Abu Nidal also claimed responsibility for the attempted murder of Israel's ambassador to London in 1982. Instead of retaliating against him, however, Israel used the attack to justify its invasion of Lebanon to destroy Arafat's organization there.
Putting aside other and murkier political ramifications, it is such precedents for retaliation by Israel that raise consternation among the moderate forces in Arab politics when an attack such as today's occurs. They fear that Israel will use any pretext to attack the PLO, even when the facts about precisely who carried out the raid are unclear, rather than let it represent the Palestinian people in negotiations.
The PLO's offices in Sudan have been warning for weeks that they suspect and fear an Israeli attack. Its political headquarters in Tunisia already has been decimated, but it reportedly has concentrations of guerrillas in Algeria and in North Yemen and Iraq.
The PLO also has military leaders in Jordan. Right-wing Israeli officials have warned of possible retaliation against them for actions against Israel. But any such reprisal also would be likely to end any chance of moving forward on the peace process that Prime Minister Peres appears to want.
Although Hussein's relations with Arafat remain strained, few of his people would blame the PLO if Jordan were attacked by Israel.
The king reportedly hopes to bring Syria into the peace process at the upcoming summit, which was scheduled for Saturday but postponed until next week following today's attacks. Assad reportedly is intent on pulling the king away from Israel, not moving with him toward it.
Syria is closely linked to Abu Nidal and several other dissident Palestinian factions capable of carrying out today's attacks in Rome and Vienna. It also supports Shiite Moslem resistance movements in southern Lebanon and gives such groups training and base facilities in Lebanon's Bekaa Valley and other places.

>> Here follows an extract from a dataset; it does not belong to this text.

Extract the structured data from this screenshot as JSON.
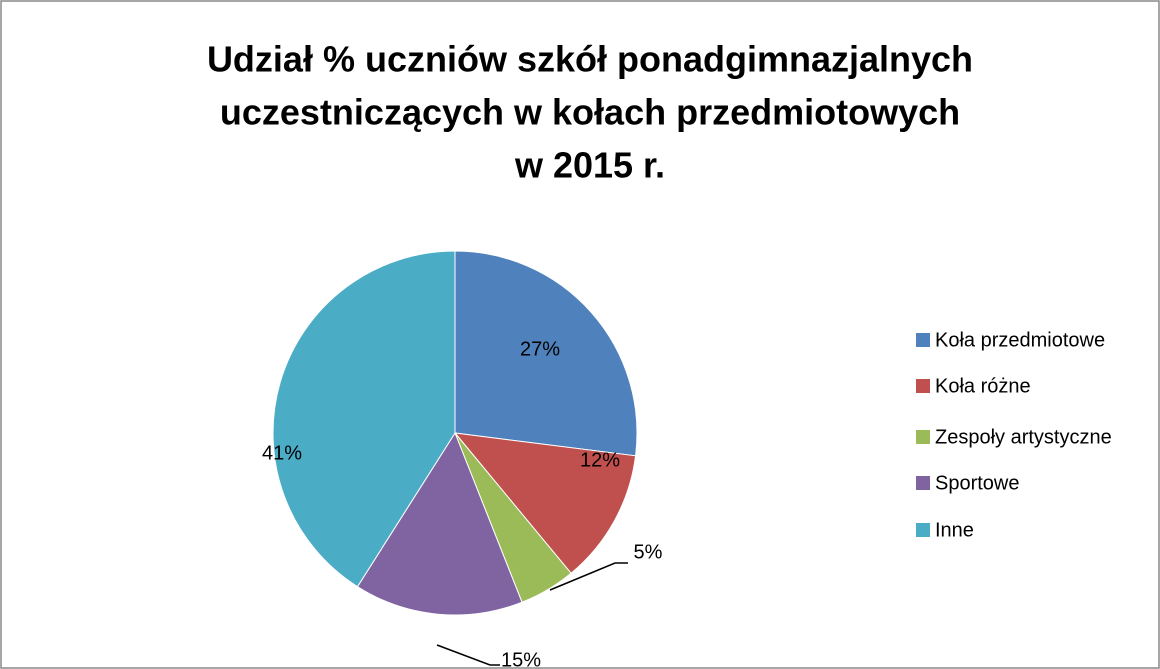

But if Syria was behind today's attack, President Assad would be making a big gamble. Already his movement of antiaircraft missiles into the Bekaa, then out, then back, in a matter of days has provoked a sharp confrontation with Jerusalem. Support for a terrorist action now would push tensions further than Assad has cared to do since Israel last destroyed his Air Force in 1982.
Because of Libyan leader Qaddafi's known links to terrorist actions in the past, his suspected links to the Malta hijacking, his dislike for Arafat and his close association with Abu Nidal, he is also a potential target for reprisal.
Finally, there are Iraq and Iran. Although they are at war with each other, both also are implacably opposed to Israel and both have supported terrorist groups acting against it and the United States. Iraq has supported Arafat's PLO recently, and earlier backed Abu Nidal. Iran, allied to Syria and Libya, is believed to have abetted a number of the region's terrorist actions since 1979.